Not to belabor the gaming aspect. But according to the people who pay money to determine reaction times (like insurance companies), it takes a half second to react to visual stimuli (longer if complex: twitch shooting friendly fire) and another half second plus for motor nerve (muscle) response. The "subliminal ads flashed for 1/60th of a frame" thing had studies discrediting it. Some bars have "reaction" testers, its funny to watch people who think they're fast.
Network latency is a killer.
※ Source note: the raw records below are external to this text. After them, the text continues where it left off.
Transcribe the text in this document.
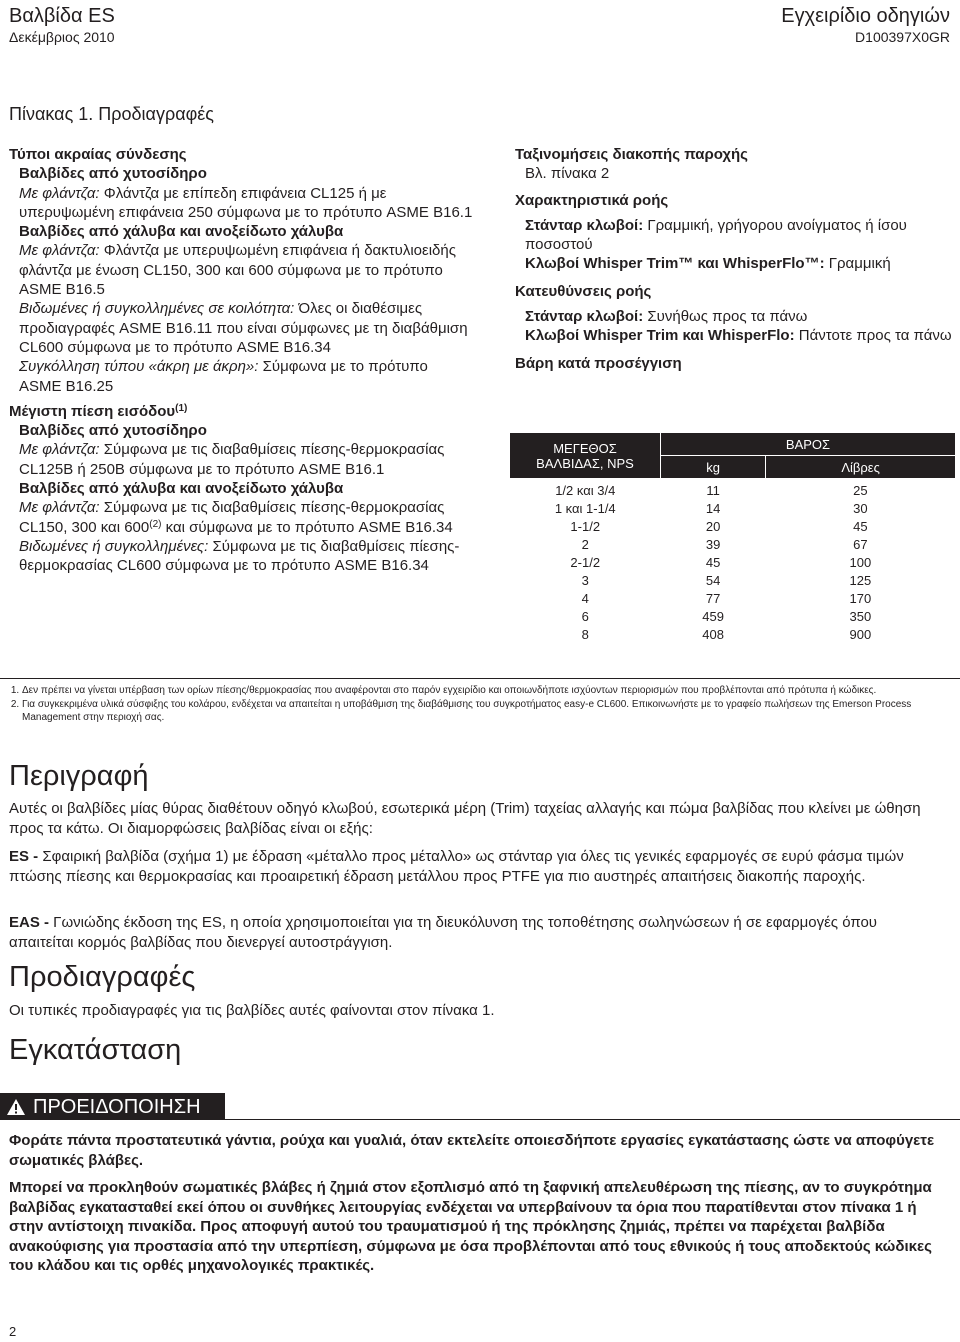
Βαλβίδα ES
Δεκέμβριος 2010
Εγχειρίδιο οδηγιών
D100397X0GR
Πίνακας 1. Προδιαγραφές

Τύποι ακραίας σύνδεσης

Βαλβίδες από χυτοσίδηρο

Με φλάντζα: Φλάντζα με επίπεδη επιφάνεια CL125 ή με υπερυψωμένη επιφάνεια 250 σύμφωνα με το πρότυπο ASME B16.1

Βαλβίδες από χάλυβα και ανοξείδωτο χάλυβα

Με φλάντζα: Φλάντζα με υπερυψωμένη επιφάνεια ή δακτυλιοειδής φλάντζα με ένωση CL150, 300 και 600 σύμφωνα με το πρότυπο ASME B16.5

Βιδωμένες ή συγκολλημένες σε κοιλότητα: Όλες οι διαθέσιμες προδιαγραφές ASME B16.11 που είναι σύμφωνες με τη διαβάθμιση CL600 σύμφωνα με το πρότυπο ASME B16.34

Συγκόλληση τύπου «άκρη με άκρη»: Σύμφωνα με το πρότυπο ASME B16.25

Μέγιστη πίεση εισόδου$^{(1)}$

Βαλβίδες από χυτοσίδηρο

Με φλάντζα: Σύμφωνα με τις διαβαθμίσεις πίεσης-θερμοκρασίας CL125B ή 250B σύμφωνα με το πρότυπο ASME B16.1

Βαλβίδες από χάλυβα και ανοξείδωτο χάλυβα

Με φλάντζα: Σύμφωνα με τις διαβαθμίσεις πίεσης-θερμοκρασίας CL150, 300 και 600$^{(2)}$ και σύμφωνα με το πρότυπο ASME B16.34

Βιδωμένες ή συγκολλημένες: Σύμφωνα με τις διαβαθμίσεις πίεσης-θερμοκρασίας CL600 σύμφωνα με το πρότυπο ASME B16.34

Ταξινομήσεις διακοπής παροχής

Βλ. πίνακα 2

Χαρακτηριστικά ροής

Στάνταρ κλωβοί: Γραμμική, γρήγορου ανοίγματος ή ίσου ποσοστού

Κλωβοί Whisper Trim™ και WhisperFlo™: Γραμμική

Κατευθύνσεις ροής

Στάνταρ κλωβοί: Συνήθως προς τα πάνω

Κλωβοί Whisper Trim και WhisperFlo: Πάντοτε προς τα πάνω

Βάρη κατά προσέγγιση

ΜΕΓΕΘΟΣ
ΒΑΛΒΙΔΑΣ, NPS	ΒΑΡΟΣ	
	kg	Λίβρες
1/2 και 3/4	11	25
1 και 1-1/4	14	30
1-1/2	20	45
2	39	67
2-1/2	45	100
3	54	125
4	77	170
6	459	350
8	408	900
1. Δεν πρέπει να γίνεται υπέρβαση των ορίων πίεσης/θερμοκρασίας που αναφέρονται στο παρόν εγχειρίδιο και οποιωνδήποτε ισχύοντων περιορισμών που προβλέπονται από πρότυπα ή κώδικες.
2. Για συγκεκριμένα υλικά σύσφιξης του κολάρου, ενδέχεται να απαιτείται η υποβάθμιση της διαβάθμισης του συγκροτήματος easy-e CL600. Επικοινωνήστε με το γραφείο πωλήσεων της Emerson Process Management στην περιοχή σας.
Περιγραφή
Αυτές οι βαλβίδες μίας θύρας διαθέτουν οδηγό κλωβού, εσωτερικά μέρη (Trim) ταχείας αλλαγής και πώμα βαλβίδας που κλείνει με ώθηση προς τα κάτω. Οι διαμορφώσεις βαλβίδας είναι οι εξής:
ES - Σφαιρική βαλβίδα (σχήμα 1) με έδραση «μέταλλο προς μέταλλο» ως στάνταρ για όλες τις γενικές εφαρμογές σε ευρύ φάσμα τιμών πτώσης πίεσης και θερμοκρασίας και προαιρετική έδραση μετάλλου προς PTFE για πιο αυστηρές απαιτήσεις διακοπής παροχής.
EAS - Γωνιώδης έκδοση της ES, η οποία χρησιμοποιείται για τη διευκόλυνση της τοποθέτησης σωληνώσεων ή σε εφαρμογές όπου απαιτείται κορμός βαλβίδας που διενεργεί αυτοστράγγιση.
Προδιαγραφές
Οι τυπικές προδιαγραφές για τις βαλβίδες αυτές φαίνονται στον πίνακα 1.
Εγκατάσταση
ΠΡΟΕΙΔΟΠΟΙΗΣΗ
Φοράτε πάντα προστατευτικά γάντια, ρούχα και γυαλιά, όταν εκτελείτε οποιεσδήποτε εργασίες εγκατάστασης ώστε να αποφύγετε σωματικές βλάβες.
Μπορεί να προκληθούν σωματικές βλάβες ή ζημιά στον εξοπλισμό από τη ξαφνική απελευθέρωση της πίεσης, αν το συγκρότημα βαλβίδας εγκατασταθεί εκεί όπου οι συνθήκες λειτουργίας ενδέχεται να υπερβαίνουν τα όρια που παρατίθενται στον πίνακα 1 ή στην αντίστοιχη πινακίδα. Προς αποφυγή αυτού του τραυματισμού ή της πρόκλησης ζημιάς, πρέπει να παρέχεται βαλβίδα ανακούφισης για προστασία από την υπερπίεση, σύμφωνα με όσα προβλέπονται από τους εθνικούς ή τους αποδεκτούς κώδικες του κλάδου και τις ορθές μηχανολογικές πρακτικές.
2
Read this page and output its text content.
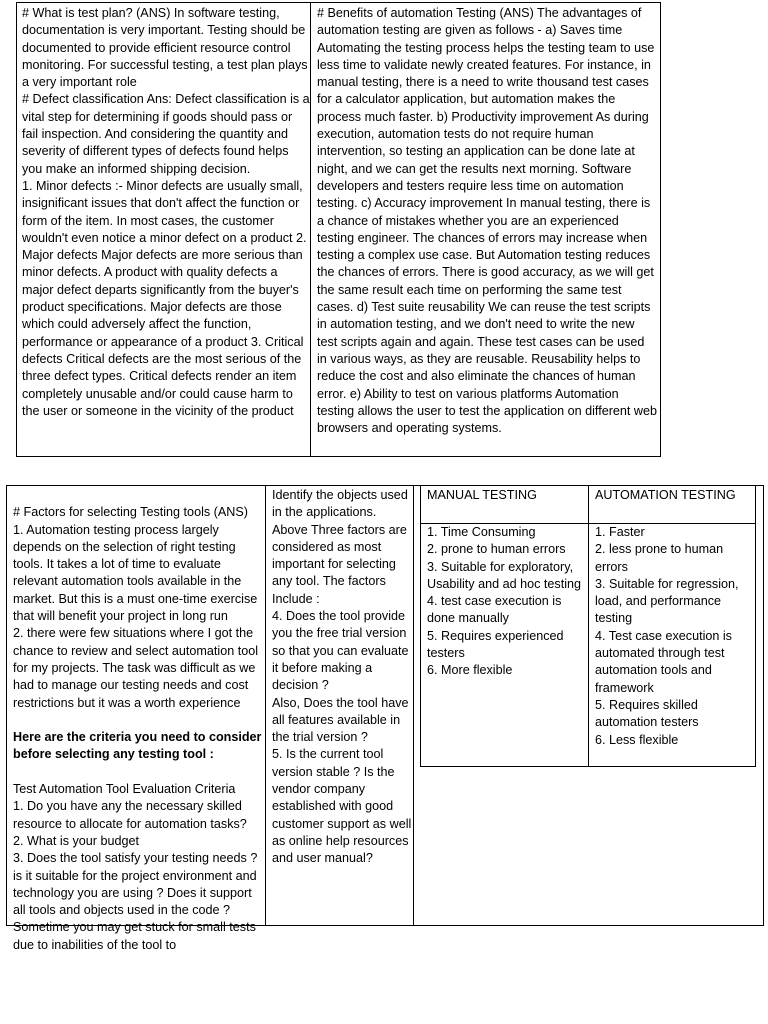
# What is test plan? (ANS) In software testing, documentation is very important. Testing should be documented to provide efficient resource control monitoring. For successful testing, a test plan plays a very important role
# Defect classification Ans: Defect classification is a vital step for determining if goods should pass or fail inspection. And considering the quantity and severity of different types of defects found helps you make an informed shipping decision.
1. Minor defects :- Minor defects are usually small, insignificant issues that don't affect the function or form of the item. In most cases, the customer wouldn't even notice a minor defect on a product 2. Major defects Major defects are more serious than minor defects. A product with quality defects a major defect departs significantly from the buyer's product specifications. Major defects are those which could adversely affect the function, performance or appearance of a product 3. Critical defects Critical defects are the most serious of the three defect types. Critical defects render an item completely unusable and/or could cause harm to the user or someone in the vicinity of the product
# Benefits of automation Testing (ANS) The advantages of automation testing are given as follows - a) Saves time Automating the testing process helps the testing team to use less time to validate newly created features. For instance, in manual testing, there is a need to write thousand test cases for a calculator application, but automation makes the process much faster. b) Productivity improvement As during execution, automation tests do not require human intervention, so testing an application can be done late at night, and we can get the results next morning. Software developers and testers require less time on automation testing. c) Accuracy improvement In manual testing, there is a chance of mistakes whether you are an experienced testing engineer. The chances of errors may increase when testing a complex use case. But Automation testing reduces the chances of errors. There is good accuracy, as we will get the same result each time on performing the same test cases. d) Test suite reusability We can reuse the test scripts in automation testing, and we don't need to write the new test scripts again and again. These test cases can be used in various ways, as they are reusable. Reusability helps to reduce the cost and also eliminate the chances of human error. e) Ability to test on various platforms Automation testing allows the user to test the application on different web browsers and operating systems.

# Factors for selecting Testing tools (ANS)
1. Automation testing process largely depends on the selection of right testing tools. It takes a lot of time to evaluate relevant automation tools available in the market. But this is a must one-time exercise that will benefit your project in long run
2. there were few situations where I got the chance to review and select automation tool for my projects. The task was difficult as we had to manage our testing needs and cost restrictions but it was a worth experience

Here are the criteria you need to consider before selecting any testing tool :

Test Automation Tool Evaluation Criteria
1. Do you have any the necessary skilled resource to allocate for automation tasks?
2. What is your budget
3. Does the tool satisfy your testing needs ? is it suitable for the project environment and technology you are using ? Does it support all tools and objects used in the code ? Sometime you may get stuck for small tests due to inabilities of the tool to

Identify the objects used in the applications.
Above Three factors are considered as most important for selecting any tool. The factors Include :
4. Does the tool provide you the free trial version so that you can evaluate it before making a decision ?
Also, Does the tool have all features available in the trial version ?
5. Is the current tool version stable ? Is the vendor company established with good customer support as well as online help resources and user manual?
MANUAL TESTING	AUTOMATION TESTING
1. Time Consuming
2. prone to human errors
3. Suitable for exploratory, Usability and ad hoc testing
4. test case execution is done manually
5. Requires experienced testers
6. More flexible
1. Faster
2. less prone to human errors
3. Suitable for regression, load, and performance testing
4. Test case execution is automated through test automation tools and framework
5. Requires skilled automation testers
6. Less flexible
Gaming on a fast network like a LAN party or on Microsoft campus is great but the trend is video and mp3 (big file) downloads at the expense of connection time, Clearwire being worse than the old AOL dial-up (proxy caching).
Your video card must translate a digital code to analog to go over the vga cable, the LCD display recieving a VGA signal must translate it to digital, then wait for the portion of the scan with the video update to show up. LCD displays are actually 4 to 36 (more on larger displays) controllers that refresh their own section of screen. Theoretically, like with mpegs, you only have to send the digital data that changed. Sony et al have TVs that run off 802.11 and I've installed presentation panels that ran on USB 1.1.
I've worked on systems for people who actually make money from their computers: CAD operators, stockbrokers, PCB board testers, Medical staff, etc (Lawyers, Realtors,...). and CPU speed, esp floating point, was important for rendering, video card could be mediocre as long as its driver didn't crash.